Accueil / International / Allemagne : forte croissance au premier trimestre

Allemagne : forte croissance au premier trimestre

Allemagne : forte croissance au premier trimestre

L’économie allemande a progressé de 0,7 % au premier trimestre 2016, du jamais-vu depuis deux ans. La demande intérieure a porté cette dynamique.

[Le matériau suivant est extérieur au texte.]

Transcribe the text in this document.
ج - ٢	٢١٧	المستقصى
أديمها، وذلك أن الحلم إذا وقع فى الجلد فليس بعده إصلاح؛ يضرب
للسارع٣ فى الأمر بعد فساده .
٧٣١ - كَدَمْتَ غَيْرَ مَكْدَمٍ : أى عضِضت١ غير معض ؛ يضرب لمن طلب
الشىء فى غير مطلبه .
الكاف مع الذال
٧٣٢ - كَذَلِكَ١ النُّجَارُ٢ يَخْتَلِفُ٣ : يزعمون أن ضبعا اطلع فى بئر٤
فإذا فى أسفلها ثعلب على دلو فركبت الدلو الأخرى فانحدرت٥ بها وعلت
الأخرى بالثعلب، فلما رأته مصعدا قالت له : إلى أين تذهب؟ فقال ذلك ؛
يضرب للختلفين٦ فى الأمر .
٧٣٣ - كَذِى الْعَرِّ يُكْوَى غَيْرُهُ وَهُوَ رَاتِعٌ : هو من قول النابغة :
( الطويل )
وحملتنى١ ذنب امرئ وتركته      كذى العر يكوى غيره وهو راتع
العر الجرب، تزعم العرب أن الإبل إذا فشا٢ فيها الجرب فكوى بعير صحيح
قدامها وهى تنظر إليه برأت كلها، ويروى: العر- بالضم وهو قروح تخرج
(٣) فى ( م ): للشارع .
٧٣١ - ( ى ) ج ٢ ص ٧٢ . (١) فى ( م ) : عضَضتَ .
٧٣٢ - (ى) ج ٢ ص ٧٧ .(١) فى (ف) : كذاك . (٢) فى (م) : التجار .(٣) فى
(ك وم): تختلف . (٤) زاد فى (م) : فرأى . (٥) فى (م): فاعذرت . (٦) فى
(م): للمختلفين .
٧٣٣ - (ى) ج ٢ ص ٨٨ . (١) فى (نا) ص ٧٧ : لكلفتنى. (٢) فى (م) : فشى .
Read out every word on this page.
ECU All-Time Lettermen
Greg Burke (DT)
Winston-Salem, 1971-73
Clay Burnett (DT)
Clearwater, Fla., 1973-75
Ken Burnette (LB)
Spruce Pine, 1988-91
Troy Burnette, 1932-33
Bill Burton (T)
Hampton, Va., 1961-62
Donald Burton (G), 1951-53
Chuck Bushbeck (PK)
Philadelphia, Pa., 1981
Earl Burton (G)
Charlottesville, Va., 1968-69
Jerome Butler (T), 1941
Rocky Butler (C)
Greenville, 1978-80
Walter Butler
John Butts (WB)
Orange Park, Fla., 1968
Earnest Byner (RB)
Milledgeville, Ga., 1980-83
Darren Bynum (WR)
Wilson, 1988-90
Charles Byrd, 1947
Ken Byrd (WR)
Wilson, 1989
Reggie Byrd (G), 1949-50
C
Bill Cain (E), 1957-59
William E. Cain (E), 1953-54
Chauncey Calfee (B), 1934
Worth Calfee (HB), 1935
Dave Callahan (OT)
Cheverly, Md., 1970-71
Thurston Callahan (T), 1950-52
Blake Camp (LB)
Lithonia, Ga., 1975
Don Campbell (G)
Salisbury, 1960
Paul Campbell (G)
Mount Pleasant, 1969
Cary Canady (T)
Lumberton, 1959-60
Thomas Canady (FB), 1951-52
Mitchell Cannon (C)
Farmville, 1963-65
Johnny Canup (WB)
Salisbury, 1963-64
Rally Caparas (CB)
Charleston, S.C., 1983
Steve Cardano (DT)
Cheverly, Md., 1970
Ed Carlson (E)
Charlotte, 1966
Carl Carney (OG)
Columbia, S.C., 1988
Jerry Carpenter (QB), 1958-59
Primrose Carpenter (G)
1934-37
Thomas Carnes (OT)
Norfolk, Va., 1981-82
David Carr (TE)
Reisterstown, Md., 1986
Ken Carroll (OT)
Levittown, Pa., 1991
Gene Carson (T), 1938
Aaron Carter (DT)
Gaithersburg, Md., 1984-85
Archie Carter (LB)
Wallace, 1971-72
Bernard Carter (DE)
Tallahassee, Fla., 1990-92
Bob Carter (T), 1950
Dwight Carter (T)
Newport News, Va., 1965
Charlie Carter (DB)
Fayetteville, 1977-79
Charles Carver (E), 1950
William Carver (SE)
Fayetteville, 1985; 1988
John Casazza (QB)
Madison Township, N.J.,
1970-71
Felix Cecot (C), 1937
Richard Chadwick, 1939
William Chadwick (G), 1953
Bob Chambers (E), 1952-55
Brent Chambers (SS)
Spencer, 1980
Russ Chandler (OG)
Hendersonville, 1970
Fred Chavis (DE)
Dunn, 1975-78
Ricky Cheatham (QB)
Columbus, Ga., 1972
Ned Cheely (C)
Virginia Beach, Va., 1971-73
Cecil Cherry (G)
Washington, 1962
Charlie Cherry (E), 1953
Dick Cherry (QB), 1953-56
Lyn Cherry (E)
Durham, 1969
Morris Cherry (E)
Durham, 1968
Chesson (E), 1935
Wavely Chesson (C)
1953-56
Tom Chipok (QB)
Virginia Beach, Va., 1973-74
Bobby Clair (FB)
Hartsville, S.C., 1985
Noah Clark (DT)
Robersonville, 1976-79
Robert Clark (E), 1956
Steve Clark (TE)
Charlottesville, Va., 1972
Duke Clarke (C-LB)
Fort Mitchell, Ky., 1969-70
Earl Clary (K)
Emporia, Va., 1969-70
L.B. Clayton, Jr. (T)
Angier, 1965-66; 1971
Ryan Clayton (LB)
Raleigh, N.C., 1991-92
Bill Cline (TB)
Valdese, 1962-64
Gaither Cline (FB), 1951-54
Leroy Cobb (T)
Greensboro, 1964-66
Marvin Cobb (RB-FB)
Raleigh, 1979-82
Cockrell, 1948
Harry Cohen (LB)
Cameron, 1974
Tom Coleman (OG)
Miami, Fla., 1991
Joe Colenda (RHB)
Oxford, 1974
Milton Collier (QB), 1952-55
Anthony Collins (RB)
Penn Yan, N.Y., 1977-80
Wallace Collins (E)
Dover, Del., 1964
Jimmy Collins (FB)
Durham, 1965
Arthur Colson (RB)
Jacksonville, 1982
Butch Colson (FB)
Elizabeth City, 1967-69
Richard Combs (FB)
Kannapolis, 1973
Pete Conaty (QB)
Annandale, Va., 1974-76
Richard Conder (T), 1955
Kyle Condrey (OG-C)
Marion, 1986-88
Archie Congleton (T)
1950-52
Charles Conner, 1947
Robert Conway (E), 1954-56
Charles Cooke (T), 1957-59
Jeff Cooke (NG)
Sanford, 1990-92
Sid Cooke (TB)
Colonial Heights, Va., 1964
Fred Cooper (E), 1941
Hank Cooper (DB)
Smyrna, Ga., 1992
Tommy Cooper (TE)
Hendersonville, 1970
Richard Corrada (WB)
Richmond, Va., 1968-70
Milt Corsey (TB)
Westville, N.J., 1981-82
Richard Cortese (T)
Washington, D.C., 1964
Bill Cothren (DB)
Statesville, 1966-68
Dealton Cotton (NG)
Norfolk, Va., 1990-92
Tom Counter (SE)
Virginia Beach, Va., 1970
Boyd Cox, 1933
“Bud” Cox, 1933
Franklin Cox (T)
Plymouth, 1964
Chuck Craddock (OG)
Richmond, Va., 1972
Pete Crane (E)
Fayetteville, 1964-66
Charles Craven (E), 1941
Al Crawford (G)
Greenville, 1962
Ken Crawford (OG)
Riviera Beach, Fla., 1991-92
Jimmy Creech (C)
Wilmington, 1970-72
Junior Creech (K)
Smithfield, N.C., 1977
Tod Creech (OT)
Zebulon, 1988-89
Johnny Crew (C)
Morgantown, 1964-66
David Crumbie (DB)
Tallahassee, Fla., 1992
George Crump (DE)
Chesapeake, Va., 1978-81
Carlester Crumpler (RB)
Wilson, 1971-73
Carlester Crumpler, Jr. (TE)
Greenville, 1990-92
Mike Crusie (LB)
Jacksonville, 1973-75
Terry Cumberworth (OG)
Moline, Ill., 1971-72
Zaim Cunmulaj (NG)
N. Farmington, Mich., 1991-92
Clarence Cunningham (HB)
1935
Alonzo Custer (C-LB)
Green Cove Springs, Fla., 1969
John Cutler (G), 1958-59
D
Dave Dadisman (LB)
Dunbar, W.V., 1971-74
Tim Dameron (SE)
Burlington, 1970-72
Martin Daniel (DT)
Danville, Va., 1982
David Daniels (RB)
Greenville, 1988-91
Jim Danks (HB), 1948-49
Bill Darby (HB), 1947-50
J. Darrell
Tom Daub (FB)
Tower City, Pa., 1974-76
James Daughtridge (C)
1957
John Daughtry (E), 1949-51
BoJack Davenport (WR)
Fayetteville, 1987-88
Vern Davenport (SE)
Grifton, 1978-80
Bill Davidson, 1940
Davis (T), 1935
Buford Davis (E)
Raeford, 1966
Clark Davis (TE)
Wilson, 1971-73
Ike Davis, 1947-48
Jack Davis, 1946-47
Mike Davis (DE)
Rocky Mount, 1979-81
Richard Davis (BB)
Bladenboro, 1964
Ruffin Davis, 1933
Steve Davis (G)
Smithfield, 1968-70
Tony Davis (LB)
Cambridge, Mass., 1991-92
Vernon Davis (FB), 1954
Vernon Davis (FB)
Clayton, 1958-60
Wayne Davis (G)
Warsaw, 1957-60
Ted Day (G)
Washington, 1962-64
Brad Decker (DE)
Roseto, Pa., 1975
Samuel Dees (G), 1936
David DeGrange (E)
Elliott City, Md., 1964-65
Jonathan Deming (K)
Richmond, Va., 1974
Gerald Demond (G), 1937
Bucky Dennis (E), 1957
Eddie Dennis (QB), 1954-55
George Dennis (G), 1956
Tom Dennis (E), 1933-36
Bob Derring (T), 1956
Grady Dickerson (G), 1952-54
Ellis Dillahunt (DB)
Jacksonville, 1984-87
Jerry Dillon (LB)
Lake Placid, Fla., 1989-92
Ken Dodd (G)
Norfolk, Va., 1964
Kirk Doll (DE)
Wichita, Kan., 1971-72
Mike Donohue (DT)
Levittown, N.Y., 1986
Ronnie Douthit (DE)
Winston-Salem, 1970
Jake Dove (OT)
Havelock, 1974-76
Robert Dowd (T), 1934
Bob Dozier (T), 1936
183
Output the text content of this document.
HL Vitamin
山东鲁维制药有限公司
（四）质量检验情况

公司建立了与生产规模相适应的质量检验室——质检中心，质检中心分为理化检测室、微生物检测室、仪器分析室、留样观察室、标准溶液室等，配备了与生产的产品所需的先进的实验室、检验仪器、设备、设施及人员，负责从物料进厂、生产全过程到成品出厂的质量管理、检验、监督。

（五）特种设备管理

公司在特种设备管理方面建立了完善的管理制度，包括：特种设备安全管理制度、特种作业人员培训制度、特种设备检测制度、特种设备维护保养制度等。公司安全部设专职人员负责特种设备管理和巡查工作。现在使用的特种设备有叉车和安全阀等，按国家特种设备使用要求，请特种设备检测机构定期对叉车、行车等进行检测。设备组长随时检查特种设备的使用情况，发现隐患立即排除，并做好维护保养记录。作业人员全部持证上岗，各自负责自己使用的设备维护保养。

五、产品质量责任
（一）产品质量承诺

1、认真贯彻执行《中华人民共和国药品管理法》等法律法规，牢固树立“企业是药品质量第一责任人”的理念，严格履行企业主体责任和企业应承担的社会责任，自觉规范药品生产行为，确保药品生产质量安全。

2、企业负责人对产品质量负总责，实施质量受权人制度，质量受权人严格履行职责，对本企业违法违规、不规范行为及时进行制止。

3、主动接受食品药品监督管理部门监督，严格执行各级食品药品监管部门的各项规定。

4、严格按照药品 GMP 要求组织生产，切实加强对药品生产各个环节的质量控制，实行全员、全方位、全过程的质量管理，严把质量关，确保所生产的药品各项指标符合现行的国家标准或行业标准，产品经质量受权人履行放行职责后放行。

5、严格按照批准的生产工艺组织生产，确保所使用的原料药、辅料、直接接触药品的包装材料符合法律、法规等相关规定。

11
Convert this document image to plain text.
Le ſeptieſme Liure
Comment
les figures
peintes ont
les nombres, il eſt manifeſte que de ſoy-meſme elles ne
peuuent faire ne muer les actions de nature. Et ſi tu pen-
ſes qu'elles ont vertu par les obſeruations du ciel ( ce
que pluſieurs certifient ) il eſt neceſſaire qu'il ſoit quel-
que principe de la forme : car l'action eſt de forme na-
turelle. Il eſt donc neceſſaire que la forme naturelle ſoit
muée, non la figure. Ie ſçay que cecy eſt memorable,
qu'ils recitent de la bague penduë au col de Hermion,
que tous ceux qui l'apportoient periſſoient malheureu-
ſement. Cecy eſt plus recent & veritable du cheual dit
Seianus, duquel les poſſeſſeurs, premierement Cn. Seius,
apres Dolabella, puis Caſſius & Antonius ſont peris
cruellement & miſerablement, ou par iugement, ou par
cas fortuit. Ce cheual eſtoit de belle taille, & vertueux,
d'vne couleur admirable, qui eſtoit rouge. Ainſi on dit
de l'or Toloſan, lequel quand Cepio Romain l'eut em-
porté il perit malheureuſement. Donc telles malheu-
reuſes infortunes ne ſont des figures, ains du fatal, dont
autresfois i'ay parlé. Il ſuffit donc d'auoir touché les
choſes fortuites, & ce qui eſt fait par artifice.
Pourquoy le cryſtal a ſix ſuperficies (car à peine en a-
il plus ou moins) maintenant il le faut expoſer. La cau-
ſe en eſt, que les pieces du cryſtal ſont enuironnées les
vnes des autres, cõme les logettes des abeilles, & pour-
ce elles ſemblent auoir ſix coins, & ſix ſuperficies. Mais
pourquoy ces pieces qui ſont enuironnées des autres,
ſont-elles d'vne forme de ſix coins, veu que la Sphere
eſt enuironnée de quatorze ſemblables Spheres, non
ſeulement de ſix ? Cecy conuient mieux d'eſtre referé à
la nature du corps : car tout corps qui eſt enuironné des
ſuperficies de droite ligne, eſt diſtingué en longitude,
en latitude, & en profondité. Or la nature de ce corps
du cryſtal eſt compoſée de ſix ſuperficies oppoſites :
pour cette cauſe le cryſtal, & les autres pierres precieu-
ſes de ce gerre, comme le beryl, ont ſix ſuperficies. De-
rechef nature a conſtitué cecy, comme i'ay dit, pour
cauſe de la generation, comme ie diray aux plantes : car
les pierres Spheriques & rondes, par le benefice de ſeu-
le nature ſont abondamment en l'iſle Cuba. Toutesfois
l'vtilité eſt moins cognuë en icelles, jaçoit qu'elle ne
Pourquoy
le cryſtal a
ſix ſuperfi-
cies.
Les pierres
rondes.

L’économie allemande a enregistré un bon premier trimestre 2016. Selon l’Office fédéral des Statistiques Destatis ce vendredi 13 mai, le PIB allemand a progressé de 0,7 % entre janvier et mars dernier. Du jamais vu depuis deux ans. Une progression forte, supérieure à celle de la France (estimée à 0,5 %) et à l’estimation pour la zone euro (0,6 %). Par rapport au premier trimestre de 2015, le PIB allemand progresse de 1,6 % en données corrigées des variations saisonnières.

Demande interne

Le détail de cette croissance n’est pas encore connu, mais Destatis souligne qu’elle s’explique principalement par l’impulsion de la demande interne, venant à la fois de la consommation et de l’investissement. La contribution de la demande externe et des exportations est, compte tenu de la faiblesse de la demande émergente, notamment, sans doute négligeable. Ces deux éléments sont des points encourageants, car il est possible ainsi que cette dynamique allemande, à la différence des précédentes, profite davantage aux partenaires de la zone euro.

Les pistes d’explication

Plusieurs pistes existent pour expliquer cette croissance. En janvier, la production industrielle allemande a connu une croissance inédite qui a, par la suite, été corrigée, mais qui explique une grande partie de la progression du PIB. Les entreprises ont, par ailleurs, longtemps reporté des investissements qui deviennent aujourd’hui nécessaires de renouveler. La consommation reste portée par le faible chômage et par la croissance des revenus. Enfin, il y a sans doute également un effet lié à la gestion de la crise des réfugiés.

Croissance durable ?

Ce chiffre est une bonne nouvelle pour la zone euro. Il prouve que, lorsque l’Allemagne se soucie de sa demande et de dépense plutôt que d’épargne et de sa seule compétitivité coût, la croissance est plus forte et bénéficie au reste de ses partenaires de l’Union monétaire. Reste à savoir si ce rythme pourra se maintenir. C’est peu probable, car les chiffres de la production industrielle et des commandes à l’industrie sont, pour le moment, plutôt dans une phase de recul.